THAT DREADED TROUBLE TICKET:

You get a call Thursday morning from the owner of a high value application in a line of business within your company. The call goes something like this: “Our department’s application was performing very sluggishly yesterday afternoon. End users were complaining about slow page loads and transactions that timed out while waiting for the shopping cart to complete. I think something is wrong with the network infrastructure – please find the problem and fix it ASAP before today's busy hour. Oh, by the way the problem isn’t happening right now.” How would you troubleshoot an intermittent problem like this that happened the previous day?

THE BURDEN OF PROOF IS ON YOU:

The above is a scenario I heard about far too often among my past customers. The network is usually blamed, but the load balancer is usually the prime suspect. All critical traffic runs through it and it’s probably the least understood device along the traffic path. No one likes intermittent problems and I can tell you from firsthand experience that network vendors do not like troubleshooting these issues. In my past life, I often got calls from my customers requesting help dealing with these scenarios. I would rush down to the support department, get the customer on the phone, and tell them "when the problem occurs again, these are the things we need": 

  • A tcp dump on the client device
  • A tcp dump from the upstream router
  • A tcp dump from the front side of the load balancer
  • A tcp dump from the back side of the load balancer
  • Dumps from all the servers you’re load balancing to

NEED TO EXECUTE A WELL-TIMED DUMP:

If that isn’t difficult enough, you had to run these traces all at the SAME TIME in an effort to catch the problem transaction all the way through the system. As network engineers, we were trained to get to the ultimate truth on the network by collecting packet traces. Believe me, we hate asking customers for all this as much as you hate collecting such log data. We know it’s a ton of work and an almost impossible task given the unpredictable nature of such events. You’re not alone if you can’t complete this task. A majority of customers aren’t able to do this and the ticket just ages out with the vendor’s support engineers reaching out multiple times with no reply. We knew the whole thing stinks, but there was no better way. Wouldn’t it be nice if your Application Delivery Controller (ADC) had a “Tivo-like” capability built-in so you can quickly rewind and look back at all past transactions and find the potential problem in seconds?

Troubleshooting_slow_application_performance.png

ITS THE ARCHITECTURE MY DEAR WATSON:

It’s not that the leading ADC vendors don’t want to do this. It’s the fact that they need their load balancers to mainly do load balancing “tread mill run” that keeps them from solving this problem. Let me explain.

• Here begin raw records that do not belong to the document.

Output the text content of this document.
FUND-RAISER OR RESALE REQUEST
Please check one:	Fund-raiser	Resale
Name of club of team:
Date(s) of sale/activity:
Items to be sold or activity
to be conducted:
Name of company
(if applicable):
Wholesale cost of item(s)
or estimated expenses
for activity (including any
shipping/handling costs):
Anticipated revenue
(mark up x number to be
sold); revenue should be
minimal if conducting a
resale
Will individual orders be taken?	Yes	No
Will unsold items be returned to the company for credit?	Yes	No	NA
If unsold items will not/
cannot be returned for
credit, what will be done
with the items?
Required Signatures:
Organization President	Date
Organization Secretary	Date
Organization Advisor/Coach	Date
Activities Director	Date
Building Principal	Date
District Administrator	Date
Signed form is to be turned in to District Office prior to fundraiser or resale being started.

ADCs are logically composed of two halves, the Control Plane and the Data Plane. The Control Plane does housekeeping tasks like syslog, drawing the GUI/CLI, health checking, etc. The Data Plane does the heavy lifting of sitting in the data path and performing the actual connection by connection load balancing. From their inception, traditional hardware load balancers (such as F5 Networks) ran both Control and Data plane functions on every CPU. There is contention when load balanced traffic gets heavy and it starts to impact the control plane side of things; most evident in slower GUI draws and missed health checks. Later on, A10 Networks separated the two planes on to different cores. So on an 8 core A10 ADC, 7 cores would do the load balancing, while 1 core was dedicated to the management functions. This offered pretty good isolation until you’re load balancing across a huge set of servers, relegating all the health checking functions to that lone cpu core then becomes the bottleneck. You can’t solve this equation when Control and Data plane both sit on the same device. If you can separate and scale the two planes independently, then the classic conundrum can be solved. 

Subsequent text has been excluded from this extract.